Le marionnettiste Yaya Coulibaly
La rencontre organisée par le ministère de l'Artisanat, de la Culture, de l’Industrie hôtelière et du Tourisme, était présidée par le chargé de mission dans ce département, Amadou Diabaté, en présence de plusieurs invités.
Cette rencontre s’inscrit dans la période 2026-2027, décrétée Année de l’éducation et de la culture par le Président de la Transition, le Général d’armée Assimi Goïta. Faso Baro Kènè est un espace de débat citoyen et d’éducation aux valeurs sociétales, mais de l’histoire et des traditions (Maaya) du Mali. Il permet de faciliter la gestion de la diversité, l’éveil des consciences, la compréhension mutuelle, la promotion de la paix et du vivre-ensemble et renforce l’amour de la patrie. Et contribue au réveil patriotique des Maliens particulièrement les jeunes.

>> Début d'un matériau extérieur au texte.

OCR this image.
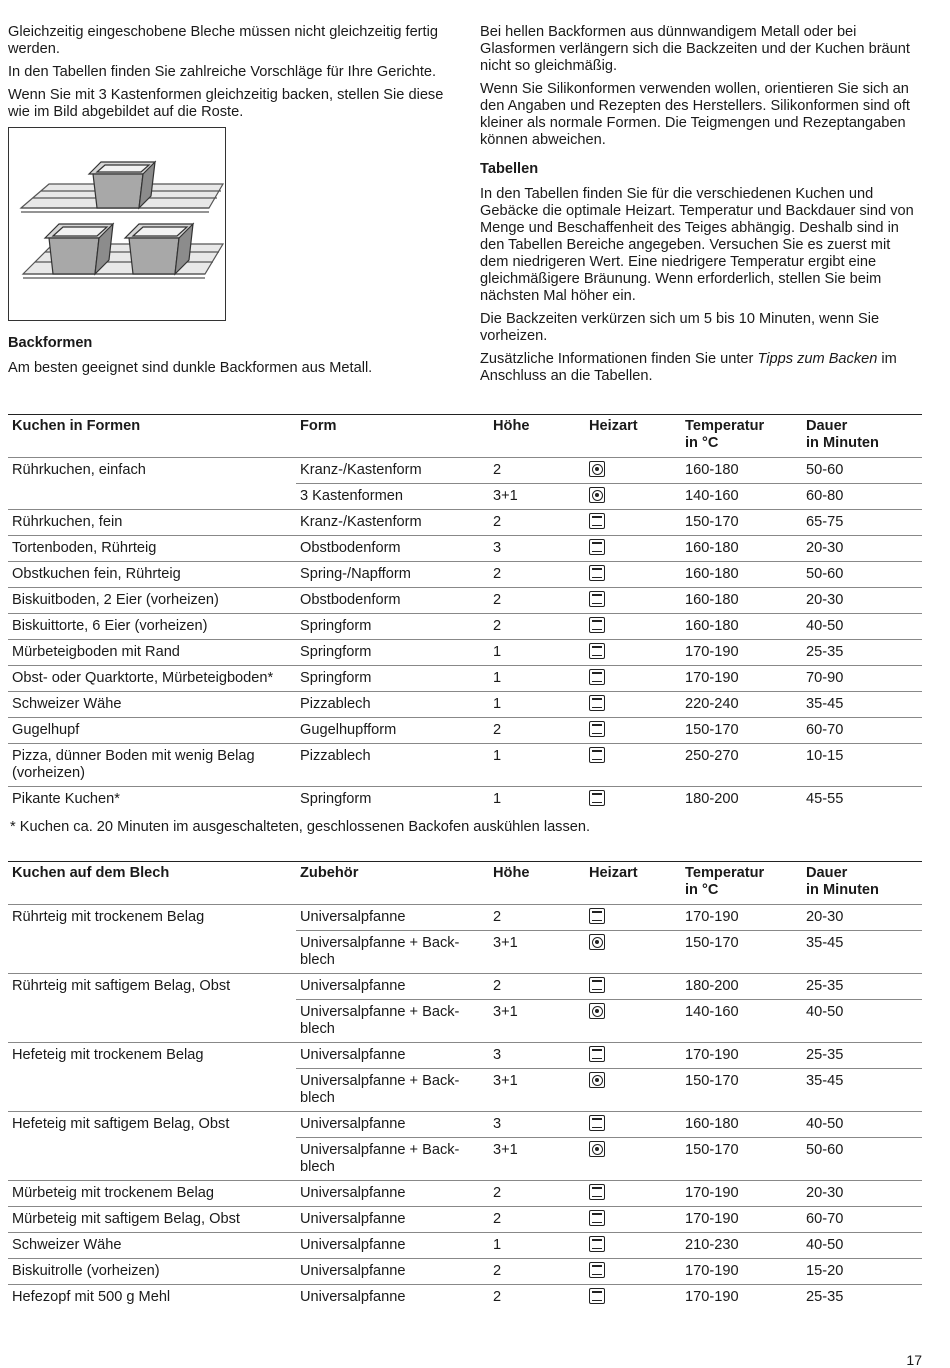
Gleichzeitig eingeschobene Bleche müssen nicht gleichzeitig fertig werden.

In den Tabellen finden Sie zahlreiche Vorschläge für Ihre Gerichte.

Wenn Sie mit 3 Kastenformen gleichzeitig backen, stellen Sie diese wie im Bild abgebildet auf die Roste.

Backformen

Am besten geeignet sind dunkle Backformen aus Metall.

Bei hellen Backformen aus dünnwandigem Metall oder bei Glasformen verlängern sich die Backzeiten und der Kuchen bräunt nicht so gleichmäßig.

Wenn Sie Silikonformen verwenden wollen, orientieren Sie sich an den Angaben und Rezepten des Herstellers. Silikonformen sind oft kleiner als normale Formen. Die Teigmengen und Rezeptangaben können abweichen.

Tabellen

In den Tabellen finden Sie für die verschiedenen Kuchen und Gebäcke die optimale Heizart. Temperatur und Backdauer sind von Menge und Beschaffenheit des Teiges abhängig. Deshalb sind in den Tabellen Bereiche angegeben. Versuchen Sie es zuerst mit dem niedrigeren Wert. Eine niedrigere Temperatur ergibt eine gleichmäßigere Bräunung. Wenn erforderlich, stellen Sie beim nächsten Mal höher ein.

Die Backzeiten verkürzen sich um 5 bis 10 Minuten, wenn Sie vorheizen.

Zusätzliche Informationen finden Sie unter Tipps zum Backen im Anschluss an die Tabellen.

Kuchen in Formen	Form	Höhe	Heizart	Temperatur
in °C	Dauer
in Minuten
Rührkuchen, einfach	Kranz-/Kastenform	2		160-180	50-60
	3 Kastenformen	3+1		140-160	60-80
Rührkuchen, fein	Kranz-/Kastenform	2		150-170	65-75
Tortenboden, Rührteig	Obstbodenform	3		160-180	20-30
Obstkuchen fein, Rührteig	Spring-/Napfform	2		160-180	50-60
Biskuitboden, 2 Eier (vorheizen)	Obstbodenform	2		160-180	20-30
Biskuittorte, 6 Eier (vorheizen)	Springform	2		160-180	40-50
Mürbeteigboden mit Rand	Springform	1		170-190	25-35
Obst- oder Quarktorte, Mürbeteigboden*	Springform	1		170-190	70-90
Schweizer Wähe	Pizzablech	1		220-240	35-45
Gugelhupf	Gugelhupfform	2		150-170	60-70
Pizza, dünner Boden mit wenig Belag (vorheizen)	Pizzablech	1		250-270	10-15
Pikante Kuchen*	Springform	1		180-200	45-55
* Kuchen ca. 20 Minuten im ausgeschalteten, geschlossenen Backofen auskühlen lassen.
Kuchen auf dem Blech	Zubehör	Höhe	Heizart	Temperatur
in °C	Dauer
in Minuten
Rührteig mit trockenem Belag	Universalpfanne	2		170-190	20-30
	Universalpfanne + Backblech	3+1		150-170	35-45
Rührteig mit saftigem Belag, Obst	Universalpfanne	2		180-200	25-35
	Universalpfanne + Backblech	3+1		140-160	40-50
Hefeteig mit trockenem Belag	Universalpfanne	3		170-190	25-35
	Universalpfanne + Backblech	3+1		150-170	35-45
Hefeteig mit saftigem Belag, Obst	Universalpfanne	3		160-180	40-50
	Universalpfanne + Backblech	3+1		150-170	50-60
Mürbeteig mit trockenem Belag	Universalpfanne	2		170-190	20-30
Mürbeteig mit saftigem Belag, Obst	Universalpfanne	2		170-190	60-70
Schweizer Wähe	Universalpfanne	1		210-230	40-50
Biskuitrolle (vorheizen)	Universalpfanne	2		170-190	15-20
Hefezopf mit 500 g Mehl	Universalpfanne	2		170-190	25-35
17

Le représentant du ministère en charge de la Culture a rappelé que Faso Baro Kènè est une initiative de son département qui met à l'honneur les hommes et les femmes qui, par leurs parcours, ont contribué a la préservation et la transmission de la culture et du patrimoine de notre pays. Amadou Diabaté a ensuite invité les participants, notamment les jeunes à écouter avec beaucoup d'attention et à faire bon usage des enseignements pour être des citoyens modèles.
Quant au conférencier, il a développé les concepts Ndomo, Maaya Diliw avant de mettre l'accent sur l'éducation qui a toujours été le socle de la bonne marche de notre société. Le parrain du mois de juillet a également souligné l'importance des enseignements traditionnels dans l'éducation des enfants.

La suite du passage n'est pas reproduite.